Cifre di grande importanza ove si consideri che il valore stimato di Dyson dopo 17 anni di attività è di circa 9,5 miliardi di sterline e, ogni settimana la società spende in media 8 milioni di sterline in ricerca e sviluppo di nuovi prodotti. Inoltre, a livello globale l’azienda impiega 11.750 dipendenti.

Negli investimenti gioca un ruolo importante la filosofia di Dyson che tende ad accentrare “in casa” la realizzazione della maggior parte dei componenti per diminuire la dipendenza dai fornitori esterni ed avere un maggior controllo della qualità e dei tempi di produzione.

Un capitolo a sé stante è poi costituito dalle batterie che dovrebbero essere sviluppate dalla Sakti3, un’azienda del Michigan negli Stati Uniti, acquisita da Dyson pochi anni fa e la cui specializzazione è nelle batterie allo stato solido, più performanti ed affidabili di quelle al litio.

Rumors di mercato sostengono che proprio sulla base dei brevetti in possesso di tale azienda, i tecnici di Dyson siano riusciti a sviluppare una soluzione di maggior rendimento che potrebbe rappresentare l’arma in più sul mercato dell’auto elettrica.

Ricordare a Dyson, come molti si sono affrettati a fare, l’illustre caso di Elon Musk, padre di quella Tesla che pur rappresentando il prodotto più avanzato tecnologicamente presente sul mercato dell’auto elettrica, non ha ancora prodotto i ritorni economici sperati, non ne ha modificato la convinzione che un’azienda tecnologica debba sempre continuare ad alzare il livello della sfida.

Ma come sarà il prodotto?

Relativamente alla configurazione della nuova auto non sono state rilasciate indiscrezioni anche se il suo lancio dovrebbe essere previsto per la fine 2020 o al più tardi nel corso del 2021.

A tempi più lunghi dovrebbe seguire una gamma costituita probabilmente da tre diverse vetture.

Nessun prototipo è stato presentato e tutto quanto si conosce si può riassumere nel termine “radicalmente diversa” indicato dallo stesso Dyson nelle poche interviste rilasciate.

I dettagli che circolano indicano però che non sarà un’auto sportiva ma certamente sarà, come tutti i prodotti aziendali, di fascia alta e non economica. Semplificando si potrebbe dire che sarà in competizione nel segmento della Tesla di prezzo più elevato.

Così come è stato per i primi aspirapolveri prodotti senza il classico sacchetto e poi senza filo, presenterà aspetti tecnologici altamente innovativi e differenzianti rispetto all’offerta del mercato.
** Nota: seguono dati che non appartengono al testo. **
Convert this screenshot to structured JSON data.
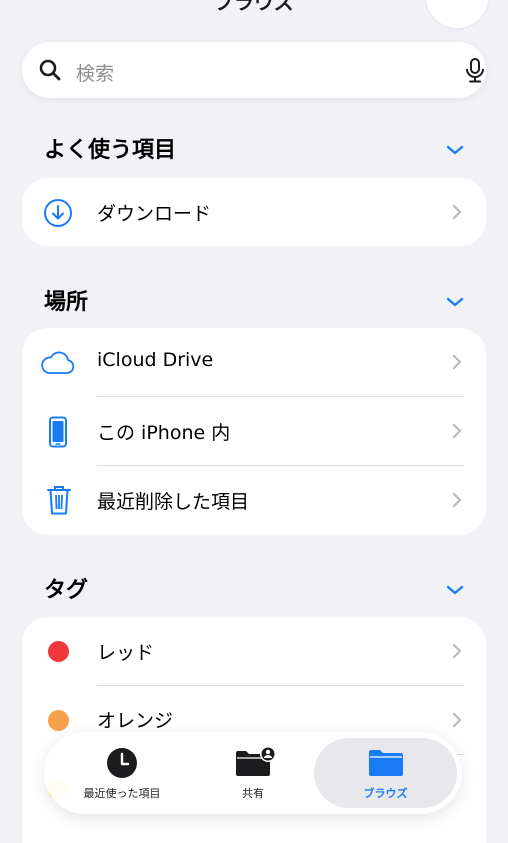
{
  "header": {
    "title": "ブラウズ"
  },
  "search": {
    "placeholder": "検索"
  },
  "sections": {
    "favorites": {
      "title": "よく使う項目",
      "items": [
        {
          "label": "ダウンロード",
          "icon": "download-circle-icon"
        }
      ]
    },
    "locations": {
      "title": "場所",
      "items": [
        {
          "label": "iCloud Drive",
          "icon": "cloud-icon"
        },
        {
          "label": "この iPhone 内",
          "icon": "iphone-icon"
        },
        {
          "label": "最近削除した項目",
          "icon": "trash-icon"
        }
      ]
    },
    "tags": {
      "title": "タグ",
      "items": [
        {
          "label": "レッド",
          "color": "#f2383c"
        },
        {
          "label": "オレンジ",
          "color": "#f5a04a"
        },
        {
          "label": "",
          "color": "#f7e35f"
        }
      ]
    }
  },
  "tabbar": {
    "tabs": [
      {
        "label": "最近使った項目",
        "icon": "clock-icon"
      },
      {
        "label": "共有",
        "icon": "shared-folder-icon"
      },
      {
        "label": "ブラウズ",
        "icon": "folder-icon",
        "active": true
      }
    ]
  },
  "colors": {
    "accent": "#1a7cf5",
    "background": "#f2f1f6",
    "card": "#ffffff"
  }
}
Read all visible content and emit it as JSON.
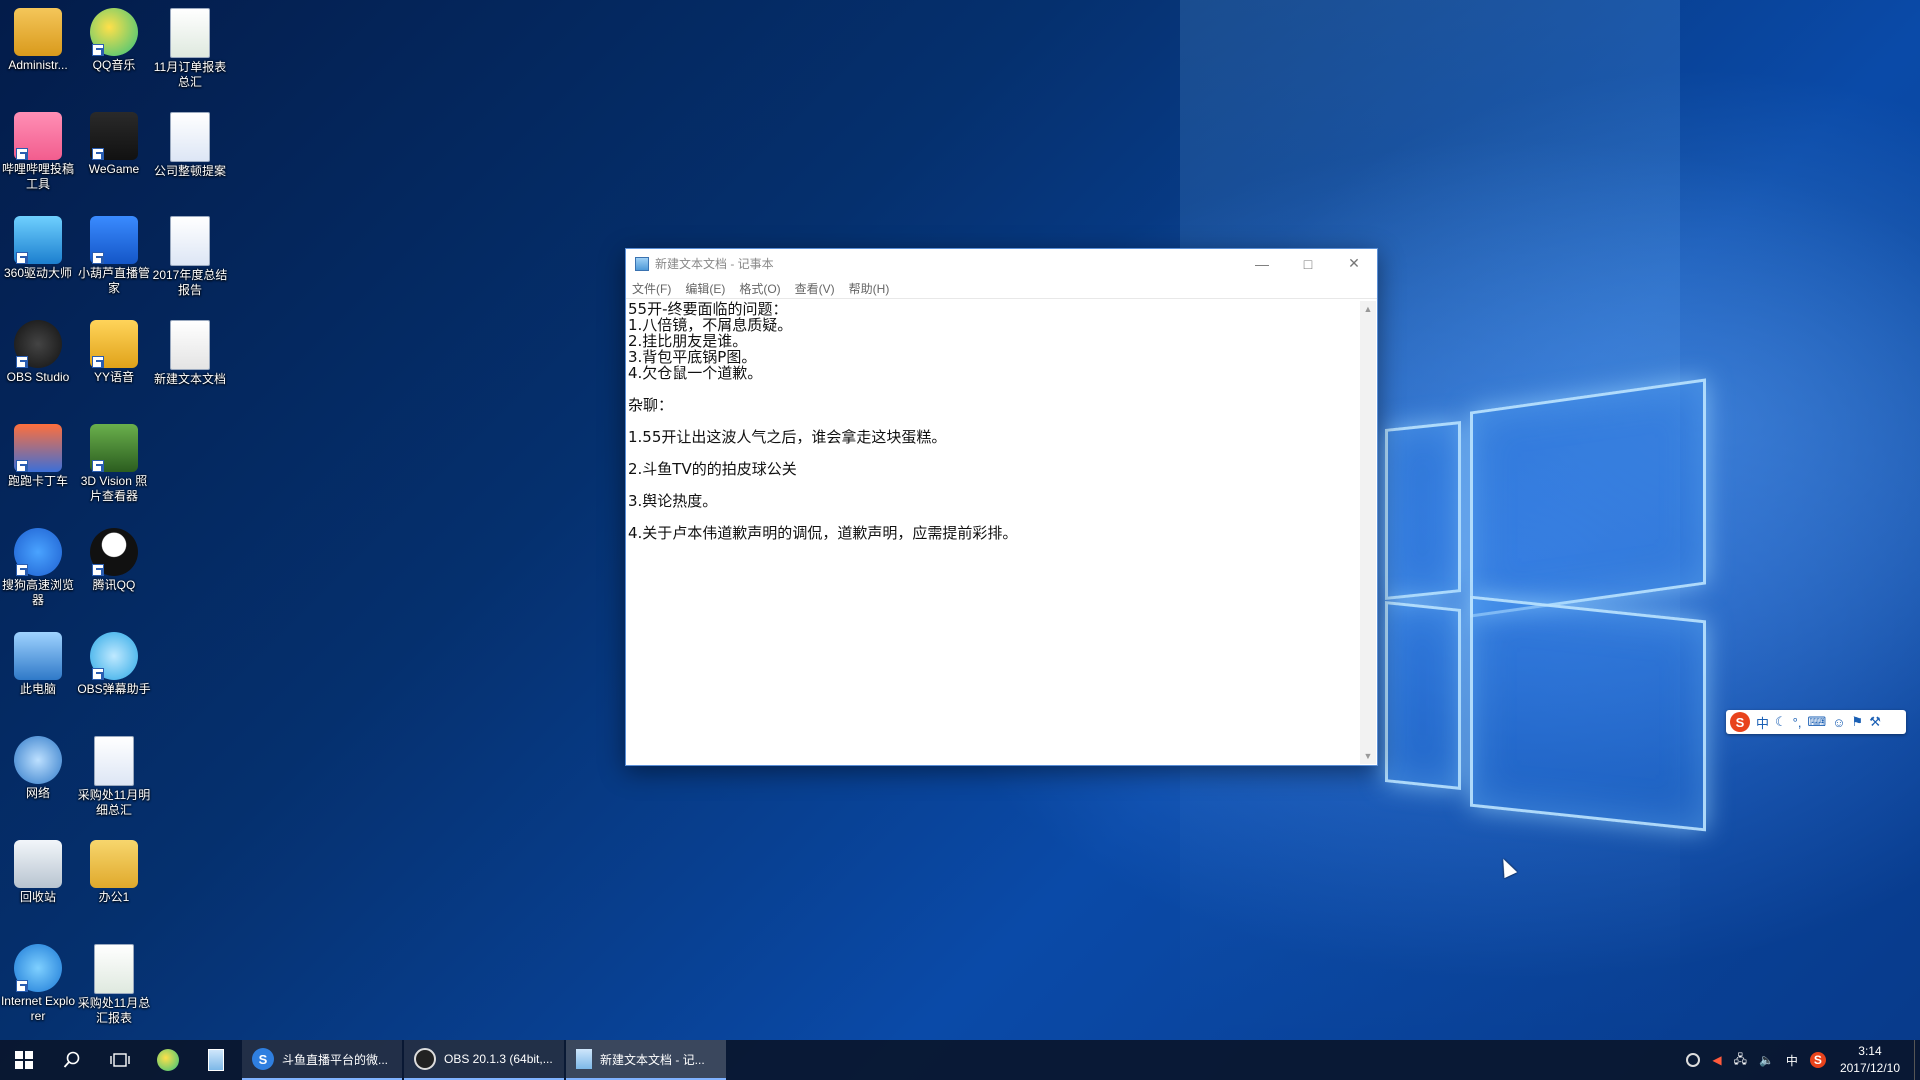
{
  "desktop": {
    "icons": [
      {
        "label": "Administr...",
        "icon": "user-folder-icon"
      },
      {
        "label": "QQ音乐",
        "icon": "qq-music-icon"
      },
      {
        "label": "11月订单报表总汇",
        "icon": "excel-file-icon"
      },
      {
        "label": "哔哩哔哩投稿工具",
        "icon": "bilibili-icon"
      },
      {
        "label": "WeGame",
        "icon": "wegame-icon"
      },
      {
        "label": "公司整顿提案",
        "icon": "word-file-icon"
      },
      {
        "label": "360驱动大师",
        "icon": "driver-master-icon"
      },
      {
        "label": "小葫芦直播管家",
        "icon": "live-helper-icon"
      },
      {
        "label": "2017年度总结报告",
        "icon": "word-file-icon"
      },
      {
        "label": "OBS Studio",
        "icon": "obs-icon"
      },
      {
        "label": "YY语音",
        "icon": "yy-voice-icon"
      },
      {
        "label": "新建文本文档",
        "icon": "text-file-icon"
      },
      {
        "label": "跑跑卡丁车",
        "icon": "kart-game-icon"
      },
      {
        "label": "3D Vision 照片查看器",
        "icon": "photo-viewer-icon"
      },
      {
        "label": "搜狗高速浏览器",
        "icon": "sogou-browser-icon"
      },
      {
        "label": "腾讯QQ",
        "icon": "qq-penguin-icon"
      },
      {
        "label": "此电脑",
        "icon": "computer-icon"
      },
      {
        "label": "OBS弹幕助手",
        "icon": "danmaku-helper-icon"
      },
      {
        "label": "网络",
        "icon": "network-icon"
      },
      {
        "label": "采购处11月明细总汇",
        "icon": "word-file-icon"
      },
      {
        "label": "回收站",
        "icon": "recycle-bin-icon"
      },
      {
        "label": "办公1",
        "icon": "folder-icon"
      },
      {
        "label": "Internet Explorer",
        "icon": "ie-icon"
      },
      {
        "label": "采购处11月总汇报表",
        "icon": "excel-file-icon"
      }
    ]
  },
  "notepad": {
    "title": "新建文本文档 - 记事本",
    "menu": [
      "文件(F)",
      "编辑(E)",
      "格式(O)",
      "查看(V)",
      "帮助(H)"
    ],
    "lines": [
      "55开-终要面临的问题：",
      "1.八倍镜，不屑息质疑。",
      "2.挂比朋友是谁。",
      "3.背包平底锅P图。",
      "4.欠仓鼠一个道歉。",
      "",
      "杂聊：",
      "",
      "1.55开让出这波人气之后，谁会拿走这块蛋糕。",
      "",
      "2.斗鱼TV的的拍皮球公关",
      "",
      "3.舆论热度。",
      "",
      "4.关于卢本伟道歉声明的调侃，道歉声明，应需提前彩排。"
    ]
  },
  "ime": {
    "logo": "S",
    "mode": "中",
    "items": [
      "moon-icon",
      "punctuation-icon",
      "keyboard-icon",
      "user-icon",
      "skin-icon",
      "settings-icon"
    ]
  },
  "taskbar": {
    "tasks": [
      {
        "label": "斗鱼直播平台的微...",
        "icon": "sogou-browser-icon"
      },
      {
        "label": "OBS 20.1.3 (64bit,...",
        "icon": "obs-icon"
      },
      {
        "label": "新建文本文档 - 记...",
        "icon": "notepad-icon"
      }
    ],
    "tray_lang": "中",
    "time": "3:14",
    "date": "2017/12/10"
  }
}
In quanto rappresentante di una nuova tecnologia anche la sua definizione estetica dovrà essere diversa dalle auto con motorizzazioni a combustione interna.

Efficienza e aerodinamicità saranno fattori fondamentali nel suo sviluppo e, come sostiene lo stesso Dyson, il suo aspetto sarà dettato soprattutto dalla sua ingegneria.